16. Salah Sangka

44 13 12
                                    

Arkan turun dari motornya, setelah Caca yang lebih dulu turun. Dua orang itu mengamati kawasan rusun yang sepi, tempat Arkan menghentilan kendaraannya.

Berbeda dengan wajah Arkan yang biasa saja alias datar, Caca tampak bingung dengan tempat yang menjadi tujuan laki-laki itu. Terlebih melihat keadaan tempat tersebut, yang kumuh, dan sunyi seperti tidak ada yang menempati. Caca sendiri masih bingung apa alasan dibalik kedatangannya ketempat itu.

"Kita kenapa kesini Kan? bukannya tadi mau bolos main ke metro."

Arkan memegang helm Caca, melepaskan benda yang bertengger dikepala perempuan itu. "Lo tunggu sini aja. Kalo ada apa-apa lo hubungin gue."

Arkan hendak pergi, namun Caca menahannya dengan melilitkan tangan dilengan Arkan.

"Yang nelfon lo tadi siapa?" raut perempuan itu berubah serius.

Arkan menyentuh puncak kepala Caca. "Lo gak perlu khawatir." lalu selanjutnya laki-laki tersenyum simpul. "Kalo sejam gue gak keluar, lo hubungin Elang, Bara, atau siapapun anak-anak dimetro yang lo kenal. Ngerti."

"Lo kenapa? kenapa gue nelfon mereka, gue gak mau." wajah Caca menjadi sendu dan khawatir yang bersamaan.

"Turutin omongan gue Ca. Oke? atau gue nganterin lo nyari taksi buat pulang."

Caca cepat-cepat mengeleng. "Ngak. Gue mau disini. Nunggu lo, sampek lo keluar."

"Ca ayo dong."

"Pokoknya gue bakalan nelfon lo, titik."

"Yaudah, tapi janji jangan pernah masuk kedalem sana?"

Caca terdiam, ia tak berniat untuk berjanji, karna ia ingin megingkari kata Arkan itu.

"Ca."

Caca mengangguk. "Aku bakal dengerin kamu kok. Aku janji gak masuk."

Selanjutnya Arkan bergegas pergi, meninggalkan Caca didepan rusun itu seorang diri. Netra perempuan itu tak lepas dari punggung Arkan yang masih berjalan menjauhinya, hingga tubuh Arkan lenyap dibalik dinding bangunan itu. Hal itu membuat Caca merasa benar benar sendiri sekarang.

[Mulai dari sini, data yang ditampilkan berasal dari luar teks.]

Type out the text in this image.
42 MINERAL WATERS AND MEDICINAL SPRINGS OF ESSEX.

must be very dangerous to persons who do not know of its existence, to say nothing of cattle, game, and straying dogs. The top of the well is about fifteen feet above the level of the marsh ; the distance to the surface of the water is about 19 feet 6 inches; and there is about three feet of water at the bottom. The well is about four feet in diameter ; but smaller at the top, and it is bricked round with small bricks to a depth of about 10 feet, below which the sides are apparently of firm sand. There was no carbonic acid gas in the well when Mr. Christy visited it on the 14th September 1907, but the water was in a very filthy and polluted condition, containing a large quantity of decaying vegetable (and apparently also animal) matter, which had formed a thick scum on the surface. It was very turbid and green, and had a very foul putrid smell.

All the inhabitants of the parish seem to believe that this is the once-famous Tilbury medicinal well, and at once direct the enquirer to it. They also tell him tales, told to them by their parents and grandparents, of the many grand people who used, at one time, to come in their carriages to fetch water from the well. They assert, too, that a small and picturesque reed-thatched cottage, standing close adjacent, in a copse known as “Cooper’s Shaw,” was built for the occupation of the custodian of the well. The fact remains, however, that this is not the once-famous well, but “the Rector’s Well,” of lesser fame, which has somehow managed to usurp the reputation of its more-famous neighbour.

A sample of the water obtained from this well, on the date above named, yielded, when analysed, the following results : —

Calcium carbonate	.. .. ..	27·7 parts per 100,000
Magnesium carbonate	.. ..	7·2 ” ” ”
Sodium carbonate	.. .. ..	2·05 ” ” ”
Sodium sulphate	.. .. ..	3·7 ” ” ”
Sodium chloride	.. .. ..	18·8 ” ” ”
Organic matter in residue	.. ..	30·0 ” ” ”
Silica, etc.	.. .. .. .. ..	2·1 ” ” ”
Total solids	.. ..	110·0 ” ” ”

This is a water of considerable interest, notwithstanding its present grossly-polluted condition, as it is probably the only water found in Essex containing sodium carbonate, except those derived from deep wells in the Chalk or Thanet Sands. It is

Laki-laki yang masih mengunakan seragam sekolahnya ditambah jaket kulit berwarna hitam itu berjalan seorang diri memasuki rusun kumuh tersebut. Tempat yang senyap itu membuat langkah kaki yang bergesekan dengan lantai terdengar mengema. Tujuan Arkan sekarang adalah atap rusun tersebut, tempat dimana sang musuh tadi katakan padanya.

Setelah menaiki lebih dari puluhan anak tangga, kini Arkan akhirnya tiba diatap rusun. Sesaat setelah masuk kedalam pintu yang ia buka, matanya langsung bersitatap dengan sosok Kevin disana, bersama beberapa antek-anteknya.

Wajah Arkan sama sekali tak terlihat takut, meski dihadapannya ada sekitar empat belas laki-laki yang menatapnya dengan garang.

Ketika Arkan mulai mendekat, Kevin memajukan dua langkahnya. Pria yang berpakaian serba hitam itu bertepuk tangan sembari mengulum senyum, lebih tepatnya seringgai. "Akhirnya lo datang juga," sedikit jeda, lalu. "Kawan." kata Kevin.

"Apa mau lo?"

Arkan berhenti dijarak kurang lebih lima langkah dari Kevin berdiri. "Main. I wanna playing a game."

"-"

"And you're my game."

Arkan mendecih. "Lo masih aja jadi bajingan. Gak cukup lo cekokin gue narkoba pas gue mabuk?"